Andrade says precision agriculture tools will play a major role in Gore’s cultivar challenge by gathering precise information as the cultivars grow in the field.

Andrade earned his doctorate from the University of California, Davis in agricultural and biosystems engineering. He joined forces with UA research specialist John Heun to outfit a re-designed, high-clearance sprayer with high-tech sensors, GPS, and electronic acquisition instruments.

The unit travels down cultivar rows precisely measuring plant components and interactions before the equipment platform touches the plants.

“Mechanically-powered equipment moves these platforms faster through the plot and covers ground faster than a crew of workers,” Andrade explains.

The precision agriculture tools are mounted on the front boom. The equipment includes infrared thermometer sensors which measure canopy temperature, and sonar transducers which scan canopy height.

Active spectral sensors record the amount of light reflected by the plant. A rapid-moving Lidar laser captures the plant’s geometry. Three data loggers tally the data into a single mathematical algorithm.

This information is geo-referenced with serial output from a Hemisphere GPS-RTK Outback A320 ultra-precise positioning system. Additional navigation instrumentation from the Trimble CFX-750 provides steering assistance to the rig moving down the plant row and precisely turns the rig around to the next row of cultivars. The unit travels at one mile per hour.

The rig and electronic tools travel through the test plot four times a day – 7 a.m. and 10 a.m.; and 1 p.m. and 3 p.m. The afternoon readings dramatically vary from the morning readings due to extreme heat.

The rig travels through the plot weekly during the cotton-growing season to gather critical data over the plant development cycle.

Andrade says, “This provides a real-time picture of how different cotton cultivars handle heat and drought season long.”

The Gore-Andrade team reviews the gleaned information to determine which cultivars better tolerate heat and drought. Successful cultivars are bred together to create the next generation of cultivars for tests.

Part of Gore’s effort to generate higher yield despite environmental challenges is generating data on the plant’s geometric stature or shape. Gore gathers comprehensive, phenotypic data designed to increase lint yields. Perhaps the plant geometry can be reinvented to spur higher yield.

Gore’s rationale is based on his previous job experience in corn breeding.
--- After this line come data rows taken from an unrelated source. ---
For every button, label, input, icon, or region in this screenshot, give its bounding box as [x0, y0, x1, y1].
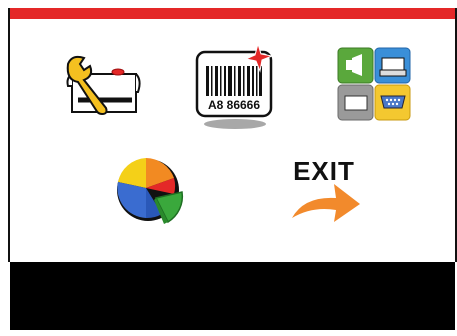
settings-button[interactable] [62, 52, 144, 118]
exit-arrow-icon [292, 184, 360, 222]
frame-border-left [8, 8, 10, 262]
barcode-label-icon: A8 86666 [195, 42, 274, 129]
label-button[interactable]: A8 86666 [192, 42, 278, 130]
top-status-bar [10, 8, 455, 19]
bottom-status-bar [10, 262, 455, 330]
pie-chart-icon [117, 158, 184, 224]
barcode-number-text: A8 86666 [208, 98, 260, 112]
interface-button[interactable] [336, 46, 412, 122]
exit-button[interactable]: EXIT [286, 156, 362, 224]
statistics-button[interactable] [112, 154, 188, 226]
wrench-printer-icon [66, 55, 141, 116]
printer-menu-screen: A8 86666 EXIT [0, 0, 457, 336]
interface-ports-icon [337, 47, 411, 121]
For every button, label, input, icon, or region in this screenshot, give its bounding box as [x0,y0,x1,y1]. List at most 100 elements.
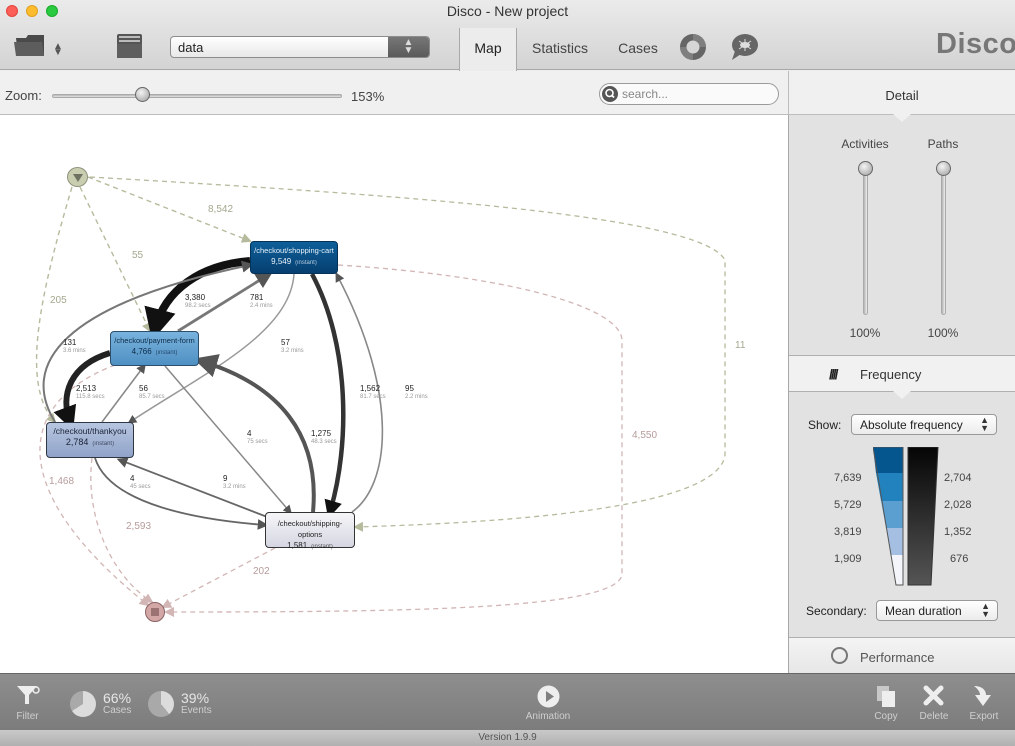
edge-label: 57 3.2 mins [281,338,304,354]
node-secondary: (instant) [155,350,178,356]
edge-label: 781 2.4 mins [250,293,273,309]
process-map-canvas[interactable]: /checkout/shopping-cart 9,549 (instant) /… [0,115,788,673]
detail-tab[interactable]: Detail [788,71,1015,115]
node-title: /checkout/payment-form [114,336,195,345]
dataset-select-arrows-icon[interactable]: ▲ ▼ [388,37,429,57]
filter-label[interactable]: Filter [10,711,45,722]
activity-node-shipping-options[interactable]: /checkout/shipping-options 1,581 (instant… [265,512,355,550]
export-label[interactable]: Export [964,711,1004,722]
node-secondary: (instant) [295,260,317,266]
start-edge-label: 205 [50,295,67,306]
detail-notch [893,114,911,122]
legend-black-band [907,447,939,586]
zoom-value: 153% [351,89,385,104]
filter-icon[interactable] [16,684,40,706]
edge-label: 131 3.6 mins [63,338,86,354]
end-edge-label: 4,550 [632,430,658,441]
legend-blue-band [891,555,903,585]
legend-right-value: 2,704 [944,472,972,484]
copy-icon[interactable] [876,685,896,708]
archive-icon[interactable] [116,33,143,59]
process-map-edges [35,176,726,617]
popup-arrows-icon: ▲ ▼ [981,601,990,619]
show-metric-select[interactable]: Absolute frequency ▲ ▼ [851,414,997,435]
search-box[interactable] [599,83,779,105]
legend-blue-band [873,447,903,473]
frequency-notch [893,391,911,399]
edge-label: 1,562 81.7 secs [360,384,386,400]
copy-label[interactable]: Copy [868,711,904,722]
zoom-slider-track[interactable] [52,94,342,98]
performance-label: Performance [860,650,935,665]
zoom-slider-thumb[interactable] [134,87,150,102]
disco-window: Disco - New project ▲ ▼ data ▲ ▼ Map Stati… [0,0,1015,746]
edge-cart-to-ship [310,272,346,519]
start-edge-label: 55 [132,250,144,261]
node-secondary: (instant) [311,544,333,550]
frequency-section-header[interactable]: //// Frequency [789,355,1015,399]
edge-label: 95 2.2 mins [405,384,428,400]
detail-panel: Activities Paths 100% 100% //// Frequenc… [788,114,1015,674]
edge-cart-to-end [164,264,623,617]
animation-label[interactable]: Animation [518,711,578,722]
zoom-bar: Zoom: 153% Detail [0,71,1015,115]
node-count: 1,581 [287,541,308,550]
frequency-label: Frequency [860,367,922,382]
paths-slider-track[interactable] [941,171,946,315]
folder-icon[interactable] [14,32,46,58]
animation-play-icon[interactable] [537,685,560,708]
activities-label: Activities [841,137,889,151]
dataset-select-value: data [178,40,204,55]
tab-statistics[interactable]: Statistics [524,28,596,71]
toolbar: Disco - New project ▲ ▼ data ▲ ▼ Map Stati… [0,0,1015,71]
edge-ship-to-end [161,547,276,608]
activities-slider-track[interactable] [863,171,868,315]
edge-label: 4 75 secs [247,429,268,445]
node-title: /checkout/thankyou [53,426,127,436]
search-input[interactable] [622,86,772,102]
popup-arrows-icon: ▲ ▼ [980,415,989,433]
frequency-legend-scale [873,447,939,586]
delete-icon[interactable] [923,685,944,706]
dataset-select[interactable]: data ▲ ▼ [170,36,430,58]
export-icon[interactable] [972,684,994,708]
show-label: Show: [808,418,842,432]
disco-logo: Disco [936,28,1015,60]
bug-feedback-icon[interactable] [729,33,759,61]
activity-node-thankyou[interactable]: /checkout/thankyou 2,784 (instant) [46,422,134,458]
end-node[interactable] [145,602,165,622]
node-count: 2,784 [65,437,89,447]
start-edge-label: 11 [735,340,746,351]
performance-section-header[interactable]: Performance [789,637,1015,674]
activity-node-payment-form[interactable]: /checkout/payment-form 4,766 (instant) [110,331,199,366]
edge-thank-to-pay [101,363,146,423]
search-icon [602,86,618,102]
delete-label[interactable]: Delete [914,711,954,722]
start-node[interactable] [67,167,88,187]
legend-left-value: 5,729 [834,499,862,511]
node-count: 9,549 [271,257,292,266]
stopwatch-icon [831,647,848,664]
edge-label: 2,513 115.8 secs [76,384,105,400]
lifebuoy-icon[interactable] [678,32,708,62]
paths-label: Paths [927,137,959,151]
secondary-metric-select[interactable]: Mean duration ▲ ▼ [876,600,998,621]
node-secondary: (instant) [92,441,115,447]
edge-label: 9 3.2 mins [223,474,246,490]
cases-label: Cases [103,705,132,716]
tab-map[interactable]: Map [459,28,517,71]
events-percent: 39% [181,690,210,706]
activities-slider-thumb[interactable] [858,161,873,176]
events-pie-chart [148,691,174,717]
end-edge-label: 1,468 [49,476,75,487]
tab-cases[interactable]: Cases [612,28,664,71]
activity-node-shopping-cart[interactable]: /checkout/shopping-cart 9,549 (instant) [250,241,338,274]
legend-right-value: 2,028 [944,499,972,511]
version-label: Version 1.9.9 [478,732,537,743]
paths-slider-thumb[interactable] [936,161,951,176]
end-edge-label: 202 [253,566,270,577]
legend-left-value: 3,819 [834,526,862,538]
legend-left-value: 7,639 [834,472,862,484]
project-switch-icon[interactable]: ▲ ▼ [53,42,63,58]
end-edge-label: 2,593 [126,521,152,532]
About 30 years ago, corn seed was planted much farther apart than today.

Research on the corn plant’s physical structure suggested that a higher leaf angle on the stalk, including the flag leaf, increased the plant’s capture potential of sunlight. This revelation ultimately changed the industry. Corn plants today are grown closer and generate higher yields as a result.

The same, Gore says, could be true in cotton.